Its most famous victim was the Earl of Strafford, known before his elevation to the House of Lords as Thomas Wentworth MP.
To squeeze a long and complex tale into a few sentences, Strafford was hated as King Charles I’s enforcer during the time of the English Civil Wars which pitted Cavaliers (royalists) against Roundheads (supporters of a largely Puritan Parliament). He was arrested and impeached before Parliament for “high misdemeanours”.
But Strafford was a canny lawyer and foiled the prosecutors’ increasingly desperate attempts to find him guilty. So his foes resorted to passing a bill of attainder. This simply declared Strafford guilty without the formality of a trial, just as the Twittermob has done for Sullivan and Tynes and so many others. The iniquity of this measure is explained by the 19th Century American legal historian St George Turner:
Bills of attainder are legislative acts passed for the special purpose of attainting particular individuals of treason, of felony, or to inflict pains and penalties beyond, or contrary to the common law. They are state-engines of oppression in the last resort, and of the most powerful and extensive operation, reaching to the absent and the dead, as well as to the present and the living. They supply the want of legal forms, legal evidence, and of every other barrier which the laws provide against tyranny and injustice in ordinary cases: being a legislative declaration of the guilt of the party, without trial, without a hearing, and often without the examination of witnesses, and subjecting his person to condign punishment, and his estate to confiscation and forfeiture.

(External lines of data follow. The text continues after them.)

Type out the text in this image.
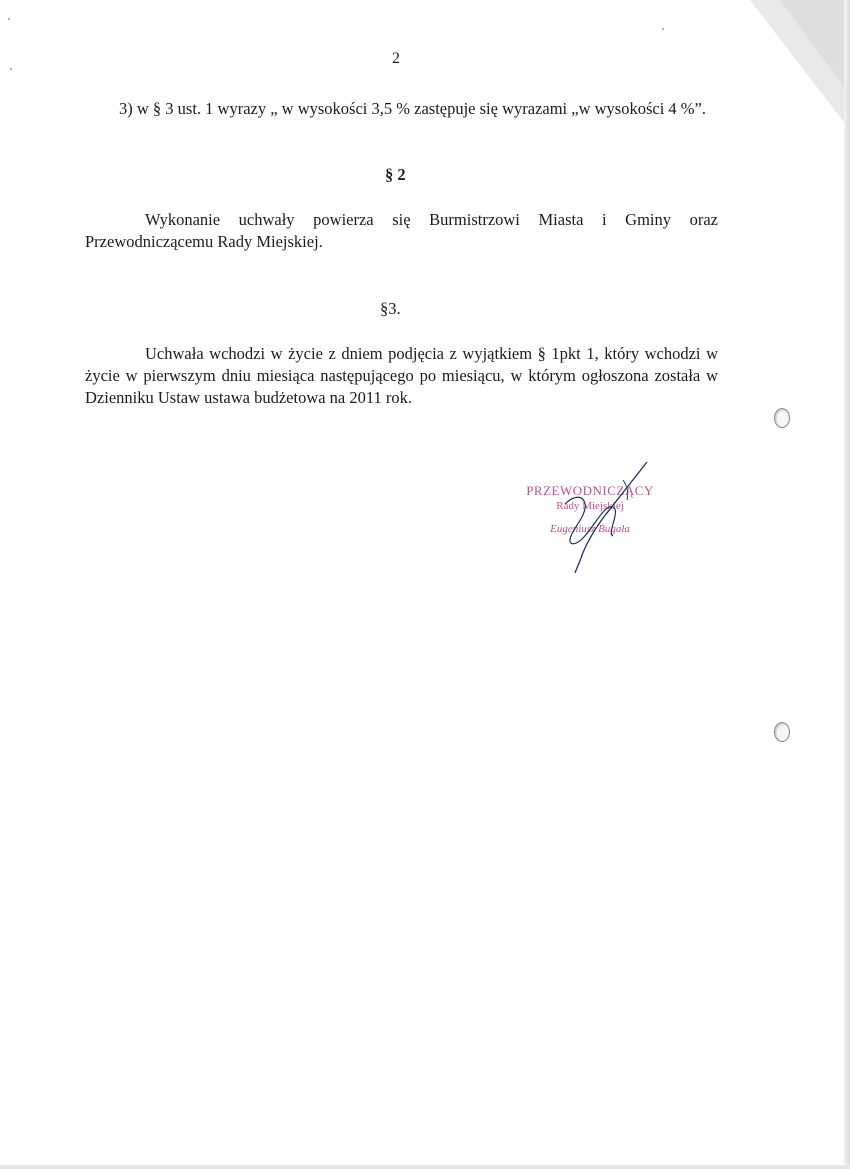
2

3) w § 3 ust. 1 wyrazy „ w wysokości 3,5 % zastępuje się wyrazami „w wysokości 4 %”.

§ 2

Wykonanie uchwały powierza się Burmistrzowi Miasta i Gminy oraz Przewodniczącemu Rady Miejskiej.

§3.

Uchwała wchodzi w życie z dniem podjęcia z wyjątkiem § 1pkt 1, który wchodzi w życie w pierwszym dniu miesiąca następującego po miesiącu, w którym ogłoszona została w Dzienniku Ustaw ustawa budżetowa na 2011 rok.

PRZEWODNICZĄCY
Rady Miejskiej
Eugeniusz Bugała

The parallel with Twittermobs is uncanny. Attainder means that there is no need for law, for witnesses, or for evidence. Just for being himself, an individual is condemned to death, literally in Strafford’s case, professionally, in the cases of Sullivan and Tynes, outside of a civilised rule of law.
The execution of the Earl of Strafford in 1641 .
Outside civility as well. The MPs who voted to attaint Strafford had nothing to learn from the malice of the Twittermob. "It was never accounted cruelty or foul play for foxes and wolves to be knocked on the head," said MP Oliver St John. “Stone dead hath no fellow,” according to the Earl of Essex – a proverb meaning Nothing can beat seeing your enemy stone-cold dead before you. In an early instance of doxing, the names of the 59 MPs who had voted against the bill of attainder were posted publicly as “Straffordians, and betrayers of their country.” “These were exposed to all the insults of the ungovernable multitude,” in the words of David Hume’s classic history.
The most instructive parallel to the 17th Century is the reaction of Charles I to the fate of the man who had been his loyal and most effective servant. Not only was Strafford to lose his head, but his property was to be confiscated by the Crown and his title extinguished. His family would be left penniless. Don't fret, said Charles. He promised Strafford that "upon the word of a king, you shall not suffer in life, honour or fortune". But his promises were worthless. The spineless King signed the death warrant anyway.
The power of Twittermobs comes not only from the paralysing venom of their comments, but from the pressure they apply to heads of institutions. And like Charles, Tynes’s publishers and the Harvard administration buckled shamefully.
It might not do them much good. What was the fate of Charles I? Eight years later he followed Strafford to the scaffold, lamenting that God was punishing him for “that unjust sentence which I suffered to take effect.” Who knows? They may be summoned before the Twittermob in due course, as well.
The manifest injustice of bills of attainder inspired the drafters of the American Constitution forbid them utterly. They are, according to Number 44 of the Federalist Papers, “contrary to the first principles of the social compact, and to every principle of sound legislation”.
Is mobbing on social media any less unjust? Even if it is not possible to stop the mobbing, shouldn’t employees be protected under law against unfair dismissal by spineless employers? Something must be done to stop the usurpation of a long tradition of a fair trial for everyone by “the ungovernable multitude”.